In the actual process of writing, and I imagine, in any other creative endeavor, there is a moment where production clicks, both in the hands and in the mind. This is about as far from intention as we could get. An author doesn't intend a verb to signify action, anymore than he intends to write the next great American novel (well...) because it is only in doing so that a verb is a verb, as it is only after the novel is finished that it could be considered within history. Symbols, like objects and people, do not intend anything, they simply do things in relation to other things. This is no more intrinsic than it is intentional--the fact of meaning is, as the philosophers might say, "relative," and by this I mean relatively meaningless. The fact that meaning occurs is, for all intents and purposes (no pun intended) miraculous. By this I mean as good as un-caused, and also as important as an act of god. The reasons behind it are theological in scope, and while arguable, certainly not directly relevant in their real importance. Just to be clear: I don't mean that the meaning of words comes from another dimension or streaming in heavenly rays from the firmament, or otherwise spontaneously bursting into existence. If god turned Lot's wife into a pillar of salt, he must have done it somehow, but I doubt that Lot or Lot's wife gives a good goddamn how he did it.

Back to the point: despite the unconscious, miraculous machinations behind words (ah... hint, hint!) the author, in lining them up one word after the other across the page, is working with them as unintentional fragments, using his own consciousness and intention like a needle to sew them together. This is a little sharp bit of an axis, but hardly one piercing them altogether. There are many more important factors to the author (and likely his audience as well), such as things as esoteric as plot, voice, and characters. Of course, we intend all of this to be "good", so that the writing is "good". And we intend them to do various things amongst themselves, organizing little markets of our own in the text. But knowing this and intending it is hardly a lesson on how to write well, is it?

Can you teach creativity? Can you make a rubric of the different categories of creativity? Can you intend creativity? There are lots of other things you can do, but I don't think any of these work. Creativity is, in a way, the opposite of intention, and its partner. You may intend something going into production, or afterward, say that you had such an intention. You might do the same with creativity--hoping for it in the future, and attributing it to actions in the past. But the difference is that at the very moment of production, in the act of producing, creativity may occur, where as intention never will. You might realize creativity when it hits, or not until afterward. Maybe you will eventually deny it, though others laud you for it. But when words flow out of the mind to the hand, creativity is the force that guides them, and this is where intention can simply not go. Intention can aim and pull the trigger, but creativity is the bullet that will or will not hit the target. Because, in actuality, it is the target as well.

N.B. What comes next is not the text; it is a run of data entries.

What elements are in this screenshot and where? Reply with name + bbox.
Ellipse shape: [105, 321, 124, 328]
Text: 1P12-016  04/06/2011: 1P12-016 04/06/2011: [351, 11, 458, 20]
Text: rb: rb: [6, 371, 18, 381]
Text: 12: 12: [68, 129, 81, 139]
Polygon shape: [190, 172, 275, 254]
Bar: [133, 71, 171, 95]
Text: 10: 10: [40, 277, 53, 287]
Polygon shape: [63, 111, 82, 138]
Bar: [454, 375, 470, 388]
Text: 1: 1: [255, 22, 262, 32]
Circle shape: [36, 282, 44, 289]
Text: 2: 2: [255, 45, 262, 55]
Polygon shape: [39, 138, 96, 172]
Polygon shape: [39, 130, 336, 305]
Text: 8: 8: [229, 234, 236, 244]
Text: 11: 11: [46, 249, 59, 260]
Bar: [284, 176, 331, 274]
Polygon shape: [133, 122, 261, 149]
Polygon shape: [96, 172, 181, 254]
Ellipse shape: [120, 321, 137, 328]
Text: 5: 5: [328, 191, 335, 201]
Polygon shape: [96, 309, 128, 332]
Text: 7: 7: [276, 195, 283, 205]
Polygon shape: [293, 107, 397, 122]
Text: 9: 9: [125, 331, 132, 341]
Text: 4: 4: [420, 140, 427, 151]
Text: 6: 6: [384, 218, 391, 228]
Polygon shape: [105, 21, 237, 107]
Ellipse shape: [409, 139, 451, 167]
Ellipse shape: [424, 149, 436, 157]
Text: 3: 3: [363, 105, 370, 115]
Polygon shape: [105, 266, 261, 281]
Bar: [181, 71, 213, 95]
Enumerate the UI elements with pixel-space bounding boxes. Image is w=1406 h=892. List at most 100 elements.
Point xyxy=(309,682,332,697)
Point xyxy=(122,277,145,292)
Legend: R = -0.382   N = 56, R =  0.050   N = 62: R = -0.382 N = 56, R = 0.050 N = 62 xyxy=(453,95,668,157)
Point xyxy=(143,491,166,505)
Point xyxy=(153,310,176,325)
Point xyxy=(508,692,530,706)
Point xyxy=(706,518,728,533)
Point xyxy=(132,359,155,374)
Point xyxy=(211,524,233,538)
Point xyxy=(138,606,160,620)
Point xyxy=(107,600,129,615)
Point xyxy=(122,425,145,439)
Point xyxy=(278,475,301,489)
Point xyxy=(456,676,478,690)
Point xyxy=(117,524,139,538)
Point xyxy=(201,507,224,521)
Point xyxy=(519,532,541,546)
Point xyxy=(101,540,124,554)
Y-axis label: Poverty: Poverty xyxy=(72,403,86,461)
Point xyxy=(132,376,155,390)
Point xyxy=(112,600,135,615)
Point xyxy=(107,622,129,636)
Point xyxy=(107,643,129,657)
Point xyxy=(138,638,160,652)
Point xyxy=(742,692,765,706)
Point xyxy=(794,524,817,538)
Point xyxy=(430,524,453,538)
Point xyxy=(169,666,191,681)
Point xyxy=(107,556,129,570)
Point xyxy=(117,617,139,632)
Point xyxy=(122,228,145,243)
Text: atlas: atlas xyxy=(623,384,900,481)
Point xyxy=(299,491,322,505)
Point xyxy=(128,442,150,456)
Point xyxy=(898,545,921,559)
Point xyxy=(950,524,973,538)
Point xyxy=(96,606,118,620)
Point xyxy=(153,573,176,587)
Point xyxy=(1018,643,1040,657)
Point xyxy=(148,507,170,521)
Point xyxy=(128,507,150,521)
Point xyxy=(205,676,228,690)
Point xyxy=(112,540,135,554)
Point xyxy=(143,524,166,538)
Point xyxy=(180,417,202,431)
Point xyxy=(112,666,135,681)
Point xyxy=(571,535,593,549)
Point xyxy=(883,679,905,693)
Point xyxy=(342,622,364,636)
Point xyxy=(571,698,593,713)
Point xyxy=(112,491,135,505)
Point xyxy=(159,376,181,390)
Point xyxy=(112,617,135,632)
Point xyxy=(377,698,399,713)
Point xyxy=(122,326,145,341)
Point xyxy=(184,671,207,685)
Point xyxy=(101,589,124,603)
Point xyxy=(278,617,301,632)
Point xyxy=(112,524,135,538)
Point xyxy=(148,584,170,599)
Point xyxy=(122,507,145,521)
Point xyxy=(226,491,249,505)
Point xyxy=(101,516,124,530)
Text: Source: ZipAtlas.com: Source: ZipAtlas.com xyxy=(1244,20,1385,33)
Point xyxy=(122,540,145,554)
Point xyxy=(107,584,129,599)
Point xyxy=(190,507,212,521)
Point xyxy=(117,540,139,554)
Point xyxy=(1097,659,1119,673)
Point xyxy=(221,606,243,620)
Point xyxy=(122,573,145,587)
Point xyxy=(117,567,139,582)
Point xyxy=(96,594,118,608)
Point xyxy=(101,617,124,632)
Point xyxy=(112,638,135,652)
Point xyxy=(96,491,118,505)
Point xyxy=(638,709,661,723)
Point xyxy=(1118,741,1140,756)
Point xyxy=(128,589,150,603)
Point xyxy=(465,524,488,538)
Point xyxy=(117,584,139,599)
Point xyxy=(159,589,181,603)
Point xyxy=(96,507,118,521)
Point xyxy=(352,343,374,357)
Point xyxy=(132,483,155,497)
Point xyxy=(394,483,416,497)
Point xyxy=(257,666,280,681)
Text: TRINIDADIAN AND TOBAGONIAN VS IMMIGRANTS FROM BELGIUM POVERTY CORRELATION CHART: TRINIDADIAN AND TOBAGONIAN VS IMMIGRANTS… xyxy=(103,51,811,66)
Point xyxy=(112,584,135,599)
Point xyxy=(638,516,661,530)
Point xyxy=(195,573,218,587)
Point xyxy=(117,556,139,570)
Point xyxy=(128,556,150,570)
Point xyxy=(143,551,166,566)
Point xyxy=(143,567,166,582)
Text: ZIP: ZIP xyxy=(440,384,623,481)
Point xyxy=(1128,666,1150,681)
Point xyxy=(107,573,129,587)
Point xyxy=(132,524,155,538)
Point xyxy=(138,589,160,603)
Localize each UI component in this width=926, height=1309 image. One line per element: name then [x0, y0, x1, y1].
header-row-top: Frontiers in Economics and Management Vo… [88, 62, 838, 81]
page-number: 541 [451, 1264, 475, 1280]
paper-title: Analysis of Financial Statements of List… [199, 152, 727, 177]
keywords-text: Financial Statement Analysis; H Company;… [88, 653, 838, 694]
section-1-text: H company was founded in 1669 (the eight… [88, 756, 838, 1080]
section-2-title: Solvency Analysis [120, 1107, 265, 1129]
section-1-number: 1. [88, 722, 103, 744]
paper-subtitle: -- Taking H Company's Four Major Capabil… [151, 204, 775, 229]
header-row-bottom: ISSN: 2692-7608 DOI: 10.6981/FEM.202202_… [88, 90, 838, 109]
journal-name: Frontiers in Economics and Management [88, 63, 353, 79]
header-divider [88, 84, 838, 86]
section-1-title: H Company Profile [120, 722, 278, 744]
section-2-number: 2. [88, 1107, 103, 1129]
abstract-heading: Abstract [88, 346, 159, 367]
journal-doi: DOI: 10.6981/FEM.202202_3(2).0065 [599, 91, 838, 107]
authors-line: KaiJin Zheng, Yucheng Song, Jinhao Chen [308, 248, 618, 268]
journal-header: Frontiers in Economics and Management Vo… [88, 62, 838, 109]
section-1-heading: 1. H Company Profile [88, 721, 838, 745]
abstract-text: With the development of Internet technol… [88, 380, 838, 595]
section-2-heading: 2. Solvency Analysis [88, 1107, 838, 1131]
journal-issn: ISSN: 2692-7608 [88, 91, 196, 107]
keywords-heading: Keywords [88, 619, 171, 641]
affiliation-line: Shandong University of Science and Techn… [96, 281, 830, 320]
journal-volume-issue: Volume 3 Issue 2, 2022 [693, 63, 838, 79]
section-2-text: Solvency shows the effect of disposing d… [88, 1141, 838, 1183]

So in the end, I suppose my point is this: the authors of that article are absolutely right. By thinking and discussing the role of intention in design (or anything else for that matter) the practitioners and users thereof will likely benefit by guiding their practice and recognizing their own potential. However, we all wish and intend lots of things--I hope that this thinking and discussing doesn't end there.

But maybe after reading this, you will wish that it did!